Do you mean as traditional .EXE style programs? Those are very different from app store apps, and even more different from phone store apps. Most desktop apps need a substantial rewrite to become a WinRT tablet app. Most Windows applications use an API called Win32 - very few use the newer WPF API. The API for Windows Store apps is loosely related to WPF but there are a lot of apparently gratuitous differences and gaping holes (compared with Win32 and the .Net BCL) that I think are due to fact that the Windows Store API was done by the OS group instead of the development tools group. The incompatibilities are aggravating; the insistence on async/await everywhere makes development and debugging more time-consuming, and the missing API capabilities (many of which are missing
on purpose) means that comparable store apps simply cannot be written, or doing so will require huge amounts of workarounds. If the market were huge then this might be worth the effort, but it's not, and what market there is doesn't appear to be purchasing store apps (There are theoretically nearly a hundred million Win8 machines out there, but you don't hear of anybody getting rich off of store apps the way you did in the early iPhone days).
It would seem second nature to me as a programmer to make a Windows app if I make a program as they both can run on the same system so why isn't this the case?
Because this isn't really the case, and where it is the case it isn't economically useful.
Windows store apps can only run on Windows 8 or 8.1, x86 or ARM; phone store apps that will only run on windows phone 8 or 8.1 (WP7 only if you're really willing to gimp your app). Windows store apps cannot run on Windows XP, Vista, or 7. On the other hand traditional Windows applications can run on Windows XP, Windows Vista, Windows 7, Windows 8, and Windows 8.1 on x86. Notice the near complete overlap between the two - the only platforms traditional applications are missing relative to store apps are Windows RT ARM devices; and this wouldn't be so much the case had Microsoft not locked down Windows RT. It's actually a full-blown windows complete with the Win32 API's, its just that the OS has a registry setting that prevents traditional applications from being installed. An ARM version of the application would have to be generated with a cross-compiler but that's old technology - I was doing Windows development on a DEC Alpha Windows NT machine in the mid 90's.

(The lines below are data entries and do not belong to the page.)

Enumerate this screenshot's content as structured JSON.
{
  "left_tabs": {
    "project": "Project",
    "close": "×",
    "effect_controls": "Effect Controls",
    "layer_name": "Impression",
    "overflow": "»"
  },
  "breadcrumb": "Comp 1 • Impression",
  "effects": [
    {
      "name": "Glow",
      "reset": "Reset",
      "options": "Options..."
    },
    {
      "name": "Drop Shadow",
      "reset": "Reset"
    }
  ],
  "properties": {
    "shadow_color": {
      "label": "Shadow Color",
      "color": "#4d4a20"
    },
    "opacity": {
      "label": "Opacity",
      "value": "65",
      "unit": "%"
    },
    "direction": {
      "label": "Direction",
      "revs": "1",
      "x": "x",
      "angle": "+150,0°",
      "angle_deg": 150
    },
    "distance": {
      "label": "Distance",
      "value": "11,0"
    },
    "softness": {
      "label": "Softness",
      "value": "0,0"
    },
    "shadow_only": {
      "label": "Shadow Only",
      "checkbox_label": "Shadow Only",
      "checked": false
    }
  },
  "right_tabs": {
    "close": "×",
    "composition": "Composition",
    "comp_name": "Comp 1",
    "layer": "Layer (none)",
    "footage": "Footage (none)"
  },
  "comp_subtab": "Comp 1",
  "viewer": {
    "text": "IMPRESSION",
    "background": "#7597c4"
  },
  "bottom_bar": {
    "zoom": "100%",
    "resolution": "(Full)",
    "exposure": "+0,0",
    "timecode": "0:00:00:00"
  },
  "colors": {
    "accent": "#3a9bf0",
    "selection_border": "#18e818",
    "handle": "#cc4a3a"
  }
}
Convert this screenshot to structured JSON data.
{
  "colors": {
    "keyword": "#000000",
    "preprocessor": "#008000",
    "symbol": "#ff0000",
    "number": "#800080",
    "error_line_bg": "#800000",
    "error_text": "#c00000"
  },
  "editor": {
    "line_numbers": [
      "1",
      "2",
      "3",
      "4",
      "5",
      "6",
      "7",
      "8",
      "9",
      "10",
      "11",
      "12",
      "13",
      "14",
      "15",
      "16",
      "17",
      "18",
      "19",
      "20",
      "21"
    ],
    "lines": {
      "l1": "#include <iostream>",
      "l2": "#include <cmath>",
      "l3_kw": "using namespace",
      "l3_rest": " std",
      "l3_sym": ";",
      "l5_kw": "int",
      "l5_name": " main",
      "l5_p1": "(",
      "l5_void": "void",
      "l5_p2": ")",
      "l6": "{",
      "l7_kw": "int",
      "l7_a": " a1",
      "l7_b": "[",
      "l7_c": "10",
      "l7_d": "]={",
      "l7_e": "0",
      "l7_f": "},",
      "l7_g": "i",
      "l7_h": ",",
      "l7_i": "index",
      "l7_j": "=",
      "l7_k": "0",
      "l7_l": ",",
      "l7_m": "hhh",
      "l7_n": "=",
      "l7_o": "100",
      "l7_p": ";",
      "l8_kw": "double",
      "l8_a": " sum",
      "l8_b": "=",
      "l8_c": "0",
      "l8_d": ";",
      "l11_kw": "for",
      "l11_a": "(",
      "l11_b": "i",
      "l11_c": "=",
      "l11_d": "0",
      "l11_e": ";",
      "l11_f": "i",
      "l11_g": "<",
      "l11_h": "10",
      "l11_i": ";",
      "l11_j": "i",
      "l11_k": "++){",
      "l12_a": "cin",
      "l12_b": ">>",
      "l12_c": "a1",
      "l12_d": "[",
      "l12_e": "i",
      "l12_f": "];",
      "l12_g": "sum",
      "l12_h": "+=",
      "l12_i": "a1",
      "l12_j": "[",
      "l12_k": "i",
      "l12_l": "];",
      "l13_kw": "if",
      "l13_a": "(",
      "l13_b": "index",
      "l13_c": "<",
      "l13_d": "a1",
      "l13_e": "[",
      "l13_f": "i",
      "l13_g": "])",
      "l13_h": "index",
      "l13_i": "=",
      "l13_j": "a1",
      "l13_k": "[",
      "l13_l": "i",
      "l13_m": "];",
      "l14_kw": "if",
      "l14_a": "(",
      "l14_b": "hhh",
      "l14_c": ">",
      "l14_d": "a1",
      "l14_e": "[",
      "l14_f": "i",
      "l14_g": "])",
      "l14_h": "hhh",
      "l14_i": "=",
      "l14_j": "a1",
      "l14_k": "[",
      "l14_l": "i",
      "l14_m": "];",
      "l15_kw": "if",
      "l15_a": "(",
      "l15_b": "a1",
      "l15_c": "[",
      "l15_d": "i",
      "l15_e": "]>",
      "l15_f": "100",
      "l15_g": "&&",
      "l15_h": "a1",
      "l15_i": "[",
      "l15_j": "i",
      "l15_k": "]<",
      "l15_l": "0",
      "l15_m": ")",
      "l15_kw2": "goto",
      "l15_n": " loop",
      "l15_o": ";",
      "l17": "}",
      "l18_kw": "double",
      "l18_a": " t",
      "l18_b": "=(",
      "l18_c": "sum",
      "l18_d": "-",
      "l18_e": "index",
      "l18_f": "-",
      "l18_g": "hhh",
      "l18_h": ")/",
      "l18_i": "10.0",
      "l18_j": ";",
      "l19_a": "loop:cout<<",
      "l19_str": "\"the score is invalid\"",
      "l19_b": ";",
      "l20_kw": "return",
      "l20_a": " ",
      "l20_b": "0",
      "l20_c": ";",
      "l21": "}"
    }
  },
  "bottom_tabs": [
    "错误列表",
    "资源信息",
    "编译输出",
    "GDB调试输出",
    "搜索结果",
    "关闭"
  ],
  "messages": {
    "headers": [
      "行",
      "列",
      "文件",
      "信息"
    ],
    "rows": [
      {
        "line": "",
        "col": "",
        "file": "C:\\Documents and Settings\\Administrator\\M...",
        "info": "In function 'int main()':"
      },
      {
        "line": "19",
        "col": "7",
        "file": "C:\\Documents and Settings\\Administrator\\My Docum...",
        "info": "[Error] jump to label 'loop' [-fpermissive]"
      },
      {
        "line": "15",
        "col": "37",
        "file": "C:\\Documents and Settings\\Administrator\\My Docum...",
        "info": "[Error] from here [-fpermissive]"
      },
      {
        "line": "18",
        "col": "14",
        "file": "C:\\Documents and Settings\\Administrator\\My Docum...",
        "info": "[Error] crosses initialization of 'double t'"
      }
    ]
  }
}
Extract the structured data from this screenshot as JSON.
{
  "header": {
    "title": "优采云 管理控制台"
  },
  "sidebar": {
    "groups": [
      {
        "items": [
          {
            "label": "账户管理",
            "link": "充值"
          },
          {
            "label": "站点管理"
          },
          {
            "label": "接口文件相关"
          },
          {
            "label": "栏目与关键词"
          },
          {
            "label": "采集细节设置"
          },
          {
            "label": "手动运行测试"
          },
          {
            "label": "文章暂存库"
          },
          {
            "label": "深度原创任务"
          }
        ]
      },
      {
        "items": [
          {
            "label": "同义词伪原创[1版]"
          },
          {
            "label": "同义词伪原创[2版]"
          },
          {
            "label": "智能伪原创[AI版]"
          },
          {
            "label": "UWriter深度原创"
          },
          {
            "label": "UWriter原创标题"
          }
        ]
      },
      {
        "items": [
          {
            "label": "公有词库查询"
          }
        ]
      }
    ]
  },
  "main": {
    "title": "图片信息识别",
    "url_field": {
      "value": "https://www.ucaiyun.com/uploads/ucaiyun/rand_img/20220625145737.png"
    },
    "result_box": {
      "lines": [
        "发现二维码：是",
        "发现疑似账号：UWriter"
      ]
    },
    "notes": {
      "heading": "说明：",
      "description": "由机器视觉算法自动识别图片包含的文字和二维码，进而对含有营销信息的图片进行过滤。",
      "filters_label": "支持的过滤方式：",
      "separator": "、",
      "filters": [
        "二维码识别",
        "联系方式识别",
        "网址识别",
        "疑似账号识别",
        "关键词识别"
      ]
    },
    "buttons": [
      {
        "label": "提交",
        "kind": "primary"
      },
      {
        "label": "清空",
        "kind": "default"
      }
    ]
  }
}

Anyway, as a developer I can write a store app which is likely to be a complete rewrite in order to gain access to the small market for Windows RT tablets (remember, all x86 machines that can run Store apps can also run my existing traditional application), or I can do that complete rewrite to build an iOS app that gets me access to the iPhone or iPad market. This is really a no-brainer for a developer with bills to pay.
Unifying the Phone and RT API's and stores is a good step; there are a lot more windows phones out there than there are RT tablets, so this makes the incremental market for an RT app much larger. They also
really need to figure out a way to let Windows Store apps run on the desktop, and run on older OS's (at least Win7, and preferably Vista as well). This makes it more viable to write (and support) one app for all windows devices, both traditional desktop, tablets, and phones.